Beber para esquecer. Beber para lembrar. O ébrio de amor, quando combina a bebedeira da indiferença com a da bebida, submerge-se ainda mais nas lembranças.
Seres realmente tristes parecem ter apego à tristeza. Não se recorre à roda de samba ou a um bolero na infelicidade. O desafeito de amor não procura se curar alimentando pensamentos positivos. A tristeza, ao contrário disso, é preservada a sete chaves. Passa a ser um membro especioso. É intocável.
Sertanejo de raiz. Tangos. Poemas de casos perdidos. Filmes de drama. Esses são os remédios para o coração vazio. O vazio é o único capaz de completar esse nada que insiste em fazer morada. Nada será tão compatível. Nenhuma autoajuda servirá de apoio. Conselhos são inúteis.
Há apenas a necessidade da reclusão. A única companhia é o copo. O único capaz de escutar calado, de permitir o choro exagerado e barulhento.
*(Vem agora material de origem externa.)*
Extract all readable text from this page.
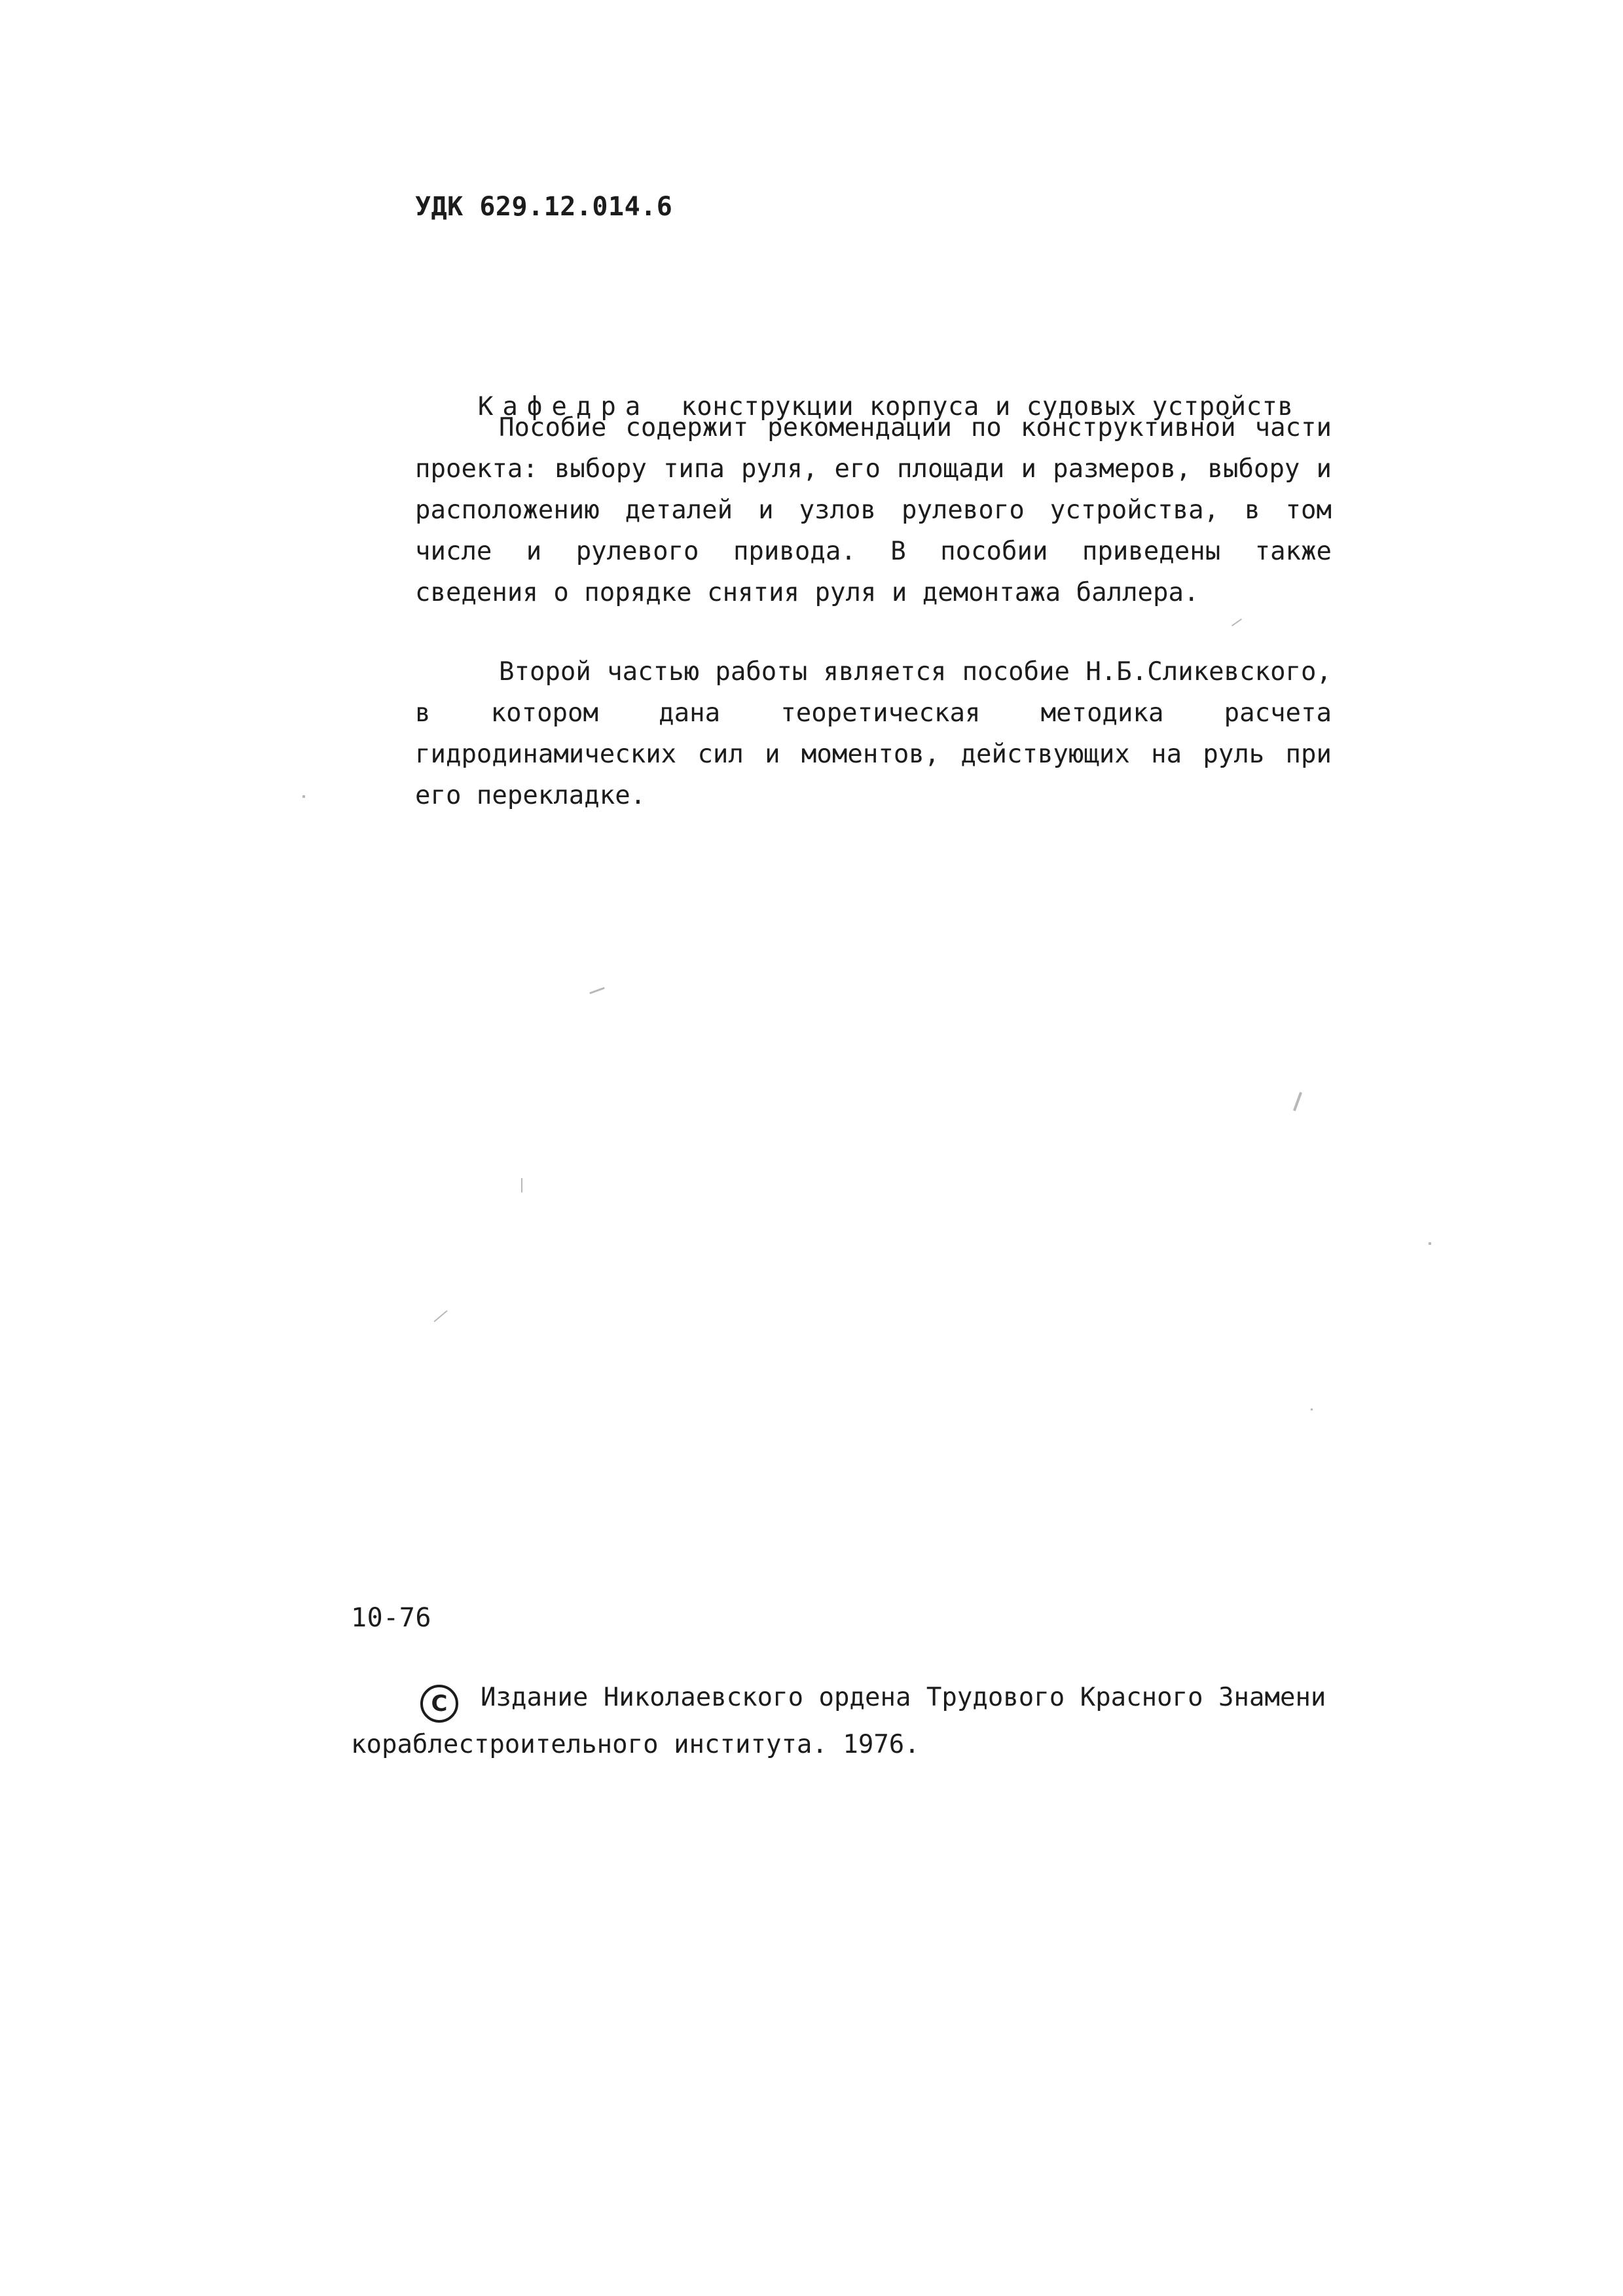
УДК 629.12.014.6

Кафедра конструкции корпуса и судовых устройств

Пособие содержит рекомендации по конструктивной части проекта: выбору типа руля, его площади и размеров, выбору и расположению деталей и узлов рулевого устройства, в том числе и рулевого привода. В пособии приведены также сведения о порядке снятия руля и демонтажа баллера.

Второй частью работы является пособие Н.Б.Сликевского, в котором дана теоретическая методика расчета гидродинамических сил и моментов, действующих на руль при его перекладке.

10-76

C Издание Николаевского ордена Трудового Красного Знамени кораблестроительного института. 1976.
Aquele que não enxuga as lágrimas, mas ajuda a aumentá-las. Um mendicante de lamentos. Um carniceiro dos descorçoados.
Não há maneira melhor de aumentar a agrura do que com um copo cheio. O líquido que percorre os canais do corpo é absurdamente compatível com as dilatações das artérias e das veias. É feito monóxido de carbono com o sangue. Alimenta cada célula sedenta por algo que a motive a continuidade de suas funções.
Copo cheio e coração vazio. A bebida que simboliza os planos desfeitos. O destino borrado. A cerveja cuja cevada é a marca de uma vida interrompida. Um vinho preservado às custas de promessas inadimplidas.

E enquanto a bebida se esvai, a tristeza vai tomando corpo. Os planos vão sendo novamente ingeridos. De tantos vazios o coração se enche aos poucos. De tantos copos segurados as mãos vão reestabelecendo a sensibilidade de se abrir ao encaixe de outros dedos. O copo estranho é o primeiro contato com o amor desconhecido. 

THIANE ÁVILA.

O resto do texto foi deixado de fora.